Capítulo 31
1Palavras do rei Lamuel. Visão, pela qual o instruiu sua mãe.[1]PALAVRAS DO REI LAMUEL — A opinião mais constante, e mais bem recebida entre os expositores, é que Lamuel é o mesmo Salomão, chamado aqui Lamuel, que em hebreu quer dizer Deus com êle, por causa da paz, e prosperidade, que no seu tempo gozaram os judeus, em reconhecimento do que lhe faz o mesmo Salomão o magnífico elogio da mulher forte.
2Que te direi eu, meu amado filho, que te direi eu, amado fruto das minhas entranhas, que te direi eu, querido objeto dos meus desejos?
3Não dês os teus bens a mulheres, nem empregues as tuas riquezas em destruir reis.[2]EM DESTRUIR REIS — Para mover discórdias, e atear guerras injustas, forjando rebeliões contra o teu soberano. Mas o hebreu pode também ter êste sentido: Não te entregues aos deleites, porque estragam as fôrças do corpo, e abreviam os dias da vida, nem ponhas a tua afeição nas mulheres; porque isto costuma ser pernicioso aos reis. Nas quais palavras, que são como um vaticínio, adverte Calmet serem prognosticados os males, que estavam iminentes a Salomão. — Pereira.
4Não dês aos reis, ó Lamuel, não dês vinho aos reis: Porque não há segrêdo onde reina a bebedice:
5E para que não suceda que êles bebam, e se esqueçam da justiça, e transtornem a eqüidade na causa dos filhos do pobre.
6Mas dá aos que estão aflitos um licor capaz de os embriagar, e vinho aos que estão em amargura de coração:
7Para que êles bebam, e se esqueçam da sua pobreza, e não se lembrem mais da sua dor.
8Abre a tua bôca a favor do mudo, e para defenderes as causas de todos os filhos que passam:
9Abre a tua bôca, ordena o que é justo, e faze justiça ao necessitado e ao pobre.
10Quem achará uma mulher forte? Seu preço excede a tudo o que vem de remontadas distâncias, e dos últimos confins da terra.[3]SEU PREÇO EXCEDE A TUDO O QUE VEM DE REMONTADAS DISTÂNCIAS — Porque se supõe que tudo quanto se traz de países remotos é de grande valor e estima. No hebreu, daqui até ao fim, são acrósticos os versículos, seguindo as letras daquele alfabeto. — Pereira.
11O coração de seu marido põe nela a sua confiança, e êle não necessitará de despojos.
12Ela lhe tornará o bem, e não o mal, em todos os dias da sua vida.

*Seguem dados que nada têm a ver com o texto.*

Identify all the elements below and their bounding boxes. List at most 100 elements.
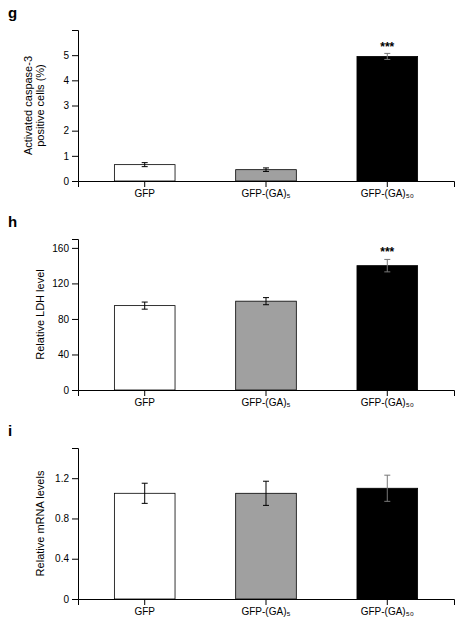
y-tick-label: 4 bbox=[63, 75, 69, 86]
y-tick-label: 1.2 bbox=[55, 473, 69, 484]
x-tick-label: GFP-(GA)₅ bbox=[241, 606, 290, 617]
y-axis: 0 40 80 120 160 bbox=[52, 240, 78, 396]
panel-label: h bbox=[8, 213, 17, 230]
error-bar bbox=[142, 302, 148, 309]
x-tick-mark bbox=[266, 181, 267, 187]
y-tick-mark bbox=[72, 80, 78, 81]
x-axis-line bbox=[79, 391, 455, 397]
y-tick: 120 bbox=[52, 278, 78, 289]
y-tick-label: 160 bbox=[52, 243, 69, 254]
x-tick-label: GFP-(GA)₅₀ bbox=[361, 188, 414, 199]
y-tick-mark bbox=[72, 478, 78, 479]
x-tick-label: GFP bbox=[134, 397, 155, 408]
y-tick-mark bbox=[72, 55, 78, 56]
bar bbox=[236, 301, 297, 390]
bar bbox=[114, 493, 175, 599]
y-tick-label: 0 bbox=[63, 385, 69, 396]
y-tick-mark bbox=[72, 518, 78, 519]
y-axis-title-line: Activated caspase-3 bbox=[22, 56, 34, 155]
error-bar bbox=[142, 483, 148, 503]
y-tick-label: 80 bbox=[58, 314, 70, 325]
y-tick-label: 0 bbox=[63, 594, 69, 605]
x-axis: GFP GFP-(GA)₅ GFP-(GA)₅₀ bbox=[79, 390, 455, 408]
y-tick-label: 2 bbox=[63, 125, 69, 136]
y-tick-label: 0.8 bbox=[55, 513, 69, 524]
x-tick-mark bbox=[144, 181, 145, 187]
y-tick-mark bbox=[72, 390, 78, 391]
plot-area bbox=[114, 53, 417, 181]
panel: 0 0.4 0.8 1.2 GFP GFP-(GA)₅ GFP-(GA)₅₀ Relative… bbox=[8, 422, 455, 617]
y-tick: 0 bbox=[63, 176, 78, 187]
x-tick: GFP-(GA)₅₀ bbox=[361, 390, 414, 408]
y-axis-line bbox=[72, 31, 79, 182]
y-tick-mark bbox=[72, 354, 78, 355]
annotation: *** bbox=[380, 245, 394, 259]
x-tick: GFP-(GA)₅ bbox=[241, 181, 290, 199]
y-axis-title: Activated caspase-3positive cells (%) bbox=[22, 56, 46, 155]
y-tick-mark bbox=[72, 248, 78, 249]
x-tick-label: GFP-(GA)₅ bbox=[241, 397, 290, 408]
x-axis-line bbox=[79, 182, 455, 188]
y-tick-mark bbox=[72, 156, 78, 157]
y-axis-title: Relative mRNA levels bbox=[34, 470, 46, 576]
bar bbox=[357, 488, 418, 599]
y-tick: 80 bbox=[58, 314, 78, 325]
y-tick-mark bbox=[72, 181, 78, 182]
x-tick-mark bbox=[266, 390, 267, 396]
y-tick: 0.4 bbox=[55, 553, 78, 564]
y-tick-mark bbox=[72, 131, 78, 132]
x-tick-mark bbox=[387, 181, 388, 187]
x-tick-mark bbox=[387, 599, 388, 605]
x-tick-mark bbox=[387, 390, 388, 396]
annotation: *** bbox=[380, 40, 394, 54]
x-tick-label: GFP bbox=[134, 606, 155, 617]
y-tick: 3 bbox=[63, 100, 78, 111]
y-tick: 4 bbox=[63, 75, 78, 86]
x-tick: GFP-(GA)₅ bbox=[241, 390, 290, 408]
x-tick-mark bbox=[144, 599, 145, 605]
panel: 0 1 2 3 4 5 GFP GFP-(GA)₅ GFP-(GA)₅₀ *** Activated… bbox=[8, 4, 455, 199]
y-axis: 0 1 2 3 4 5 bbox=[63, 31, 78, 187]
y-tick: 1 bbox=[63, 151, 78, 162]
y-tick-label: 40 bbox=[58, 349, 70, 360]
y-axis-line bbox=[72, 449, 79, 600]
panel: 04080120160GFPGFP-(GA)₅GFP-(GA)₅₀***Rela… bbox=[8, 213, 455, 408]
y-tick-mark bbox=[72, 599, 78, 600]
y-axis-title-line: Relative mRNA levels bbox=[34, 470, 46, 576]
panel-label: i bbox=[8, 422, 12, 439]
y-tick: 0 bbox=[63, 385, 78, 396]
x-tick-label: GFP bbox=[134, 188, 155, 199]
y-tick: 2 bbox=[63, 125, 78, 136]
x-tick-label: GFP-(GA)₅₀ bbox=[361, 397, 414, 408]
x-tick: GFP bbox=[134, 390, 155, 408]
x-axis-line bbox=[79, 600, 455, 606]
x-tick: GFP bbox=[134, 599, 155, 617]
y-tick-label: 1 bbox=[63, 151, 69, 162]
y-tick-label: 0 bbox=[63, 176, 69, 187]
bar bbox=[357, 266, 418, 390]
y-tick-label: 5 bbox=[63, 50, 69, 61]
error-bar bbox=[384, 259, 390, 271]
error-bar bbox=[263, 168, 269, 172]
x-tick-mark bbox=[266, 599, 267, 605]
bar bbox=[236, 493, 297, 599]
x-tick-label: GFP-(GA)₅ bbox=[241, 188, 290, 199]
plot-area bbox=[114, 475, 417, 599]
error-bar bbox=[263, 298, 269, 305]
y-tick: 1.2 bbox=[55, 473, 78, 484]
x-tick: GFP-(GA)₅ bbox=[241, 599, 290, 617]
y-tick-mark bbox=[72, 319, 78, 320]
error-bar bbox=[384, 475, 390, 501]
y-tick: 160 bbox=[52, 243, 78, 254]
y-axis: 0 0.4 0.8 1.2 bbox=[55, 449, 78, 605]
y-tick-mark bbox=[72, 283, 78, 284]
x-tick: GFP-(GA)₅₀ bbox=[361, 599, 414, 617]
plot-area bbox=[114, 259, 417, 390]
x-tick-label: GFP-(GA)₅₀ bbox=[361, 606, 414, 617]
x-tick: GFP-(GA)₅₀ bbox=[361, 181, 414, 199]
x-axis: GFP GFP-(GA)₅ GFP-(GA)₅₀ bbox=[79, 181, 455, 199]
y-tick-mark bbox=[72, 106, 78, 107]
y-tick-mark bbox=[72, 559, 78, 560]
y-tick: 0 bbox=[63, 594, 78, 605]
y-tick: 0.8 bbox=[55, 513, 78, 524]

13Buscou lã e linho, e o trabalhou com a indústria de suas mãos.
14Fêz-se como a nau do negociante, que traz de longe o seu pão.
15E levantou-se de noite, e repartiu a prêsa aos seus domésticos, e o sustento às suas escravas.
16Considerou um campo, e comprou-o: Plantou uma vinha do fruto das suas mãos.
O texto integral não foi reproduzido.